Figure 3.

A. Double transgenic Tg(sox17:Cre^ERT2); Tg(ubi:Zebrabow) zebrafish are incrossed to obtain embryos. B. Time course of mosaic labeling of KV cells. Brief treatment of double transgenic Tg(sox17:Cre^ERT2); Tg(ubi:Zebrabow) embryos with 4-OHT from the dome stage (4 h post-fertilization) to the shield stage (6 hpf) generates low levels of Cre activity that changes expression of default RFP to expression of CFP or YFP in a subset of KV cells. C. Structure of the ubi:zebrabow and sox17:Cre^ERT2 transgenes and the possible recombination outcomes of the Zebrabow transgene by Cre recombinase activity in KV cell lineages.

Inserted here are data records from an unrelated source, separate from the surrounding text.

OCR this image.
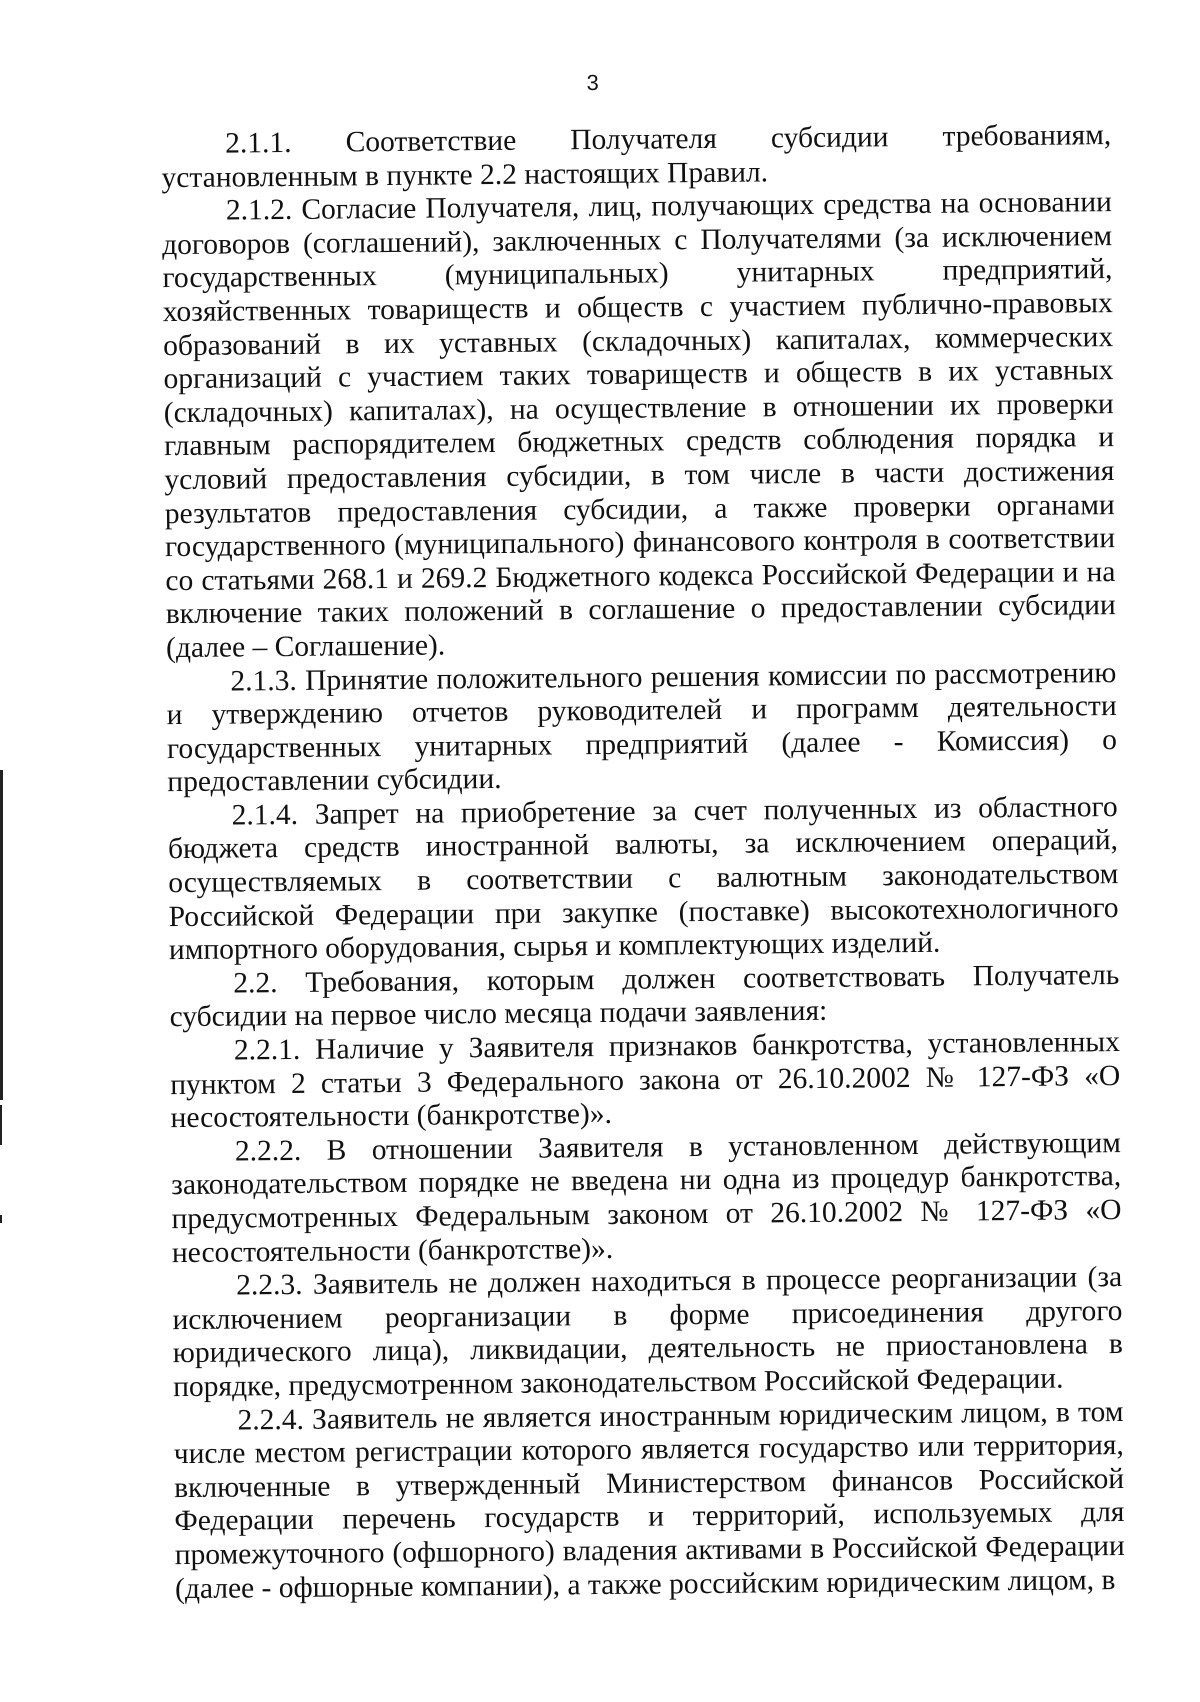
3

2.1.1. Соответствие Получателя субсидии требованиям, установленным в пункте 2.2 настоящих Правил.

2.1.2. Согласие Получателя, лиц, получающих средства на основании договоров (соглашений), заключенных с Получателями (за исключением государственных (муниципальных) унитарных предприятий, хозяйственных товариществ и обществ с участием публично-правовых образований в их уставных (складочных) капиталах, коммерческих организаций с участием таких товариществ и обществ в их уставных (складочных) капиталах), на осуществление в отношении их проверки главным распорядителем бюджетных средств соблюдения порядка и условий предоставления субсидии, в том числе в части достижения результатов предоставления субсидии, а также проверки органами государственного (муниципального) финансового контроля в соответствии со статьями 268.1 и 269.2 Бюджетного кодекса Российской Федерации и на включение таких положений в соглашение о предоставлении субсидии (далее – Соглашение).

2.1.3. Принятие положительного решения комиссии по рассмотрению и утверждению отчетов руководителей и программ деятельности государственных унитарных предприятий (далее - Комиссия) о предоставлении субсидии.

2.1.4. Запрет на приобретение за счет полученных из областного бюджета средств иностранной валюты, за исключением операций, осуществляемых в соответствии с валютным законодательством Российской Федерации при закупке (поставке) высокотехнологичного импортного оборудования, сырья и комплектующих изделий.

2.2. Требования, которым должен соответствовать Получатель субсидии на первое число месяца подачи заявления:

2.2.1. Наличие у Заявителя признаков банкротства, установленных пунктом 2 статьи 3 Федерального закона от 26.10.2002 № 127-ФЗ «О несостоятельности (банкротстве)».

2.2.2. В отношении Заявителя в установленном действующим законодательством порядке не введена ни одна из процедур банкротства, предусмотренных Федеральным законом от 26.10.2002 № 127-ФЗ «О несостоятельности (банкротстве)».

2.2.3. Заявитель не должен находиться в процессе реорганизации (за исключением реорганизации в форме присоединения другого юридического лица), ликвидации, деятельность не приостановлена в порядке, предусмотренном законодательством Российской Федерации.

2.2.4. Заявитель не является иностранным юридическим лицом, в том числе местом регистрации которого является государство или территория, включенные в утвержденный Министерством финансов Российской Федерации перечень государств и территорий, используемых для промежуточного (офшорного) владения активами в Российской Федерации (далее - офшорные компании), а также российским юридическим лицом, в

Cre can mediate the deletion of sequences flanked by loxP sites (orange triangles) or variant lox2272 sites (blue triangles), leaving behind single loxP or lox2272 sites that are not cross-compatible with each other. D. Mosaic labeled YFP⁺ KV cells (pseudo-colored green) at the middle plane of KV at tailbud stage and 8 somite stage (8 ss). Scale bars = 20 μm. E. 3D reconstructions of single KV cells (green) using Imaris software at tailbud and 8 ss. Dashed line indicates KV lumen surface. Scale bars = 10 μm.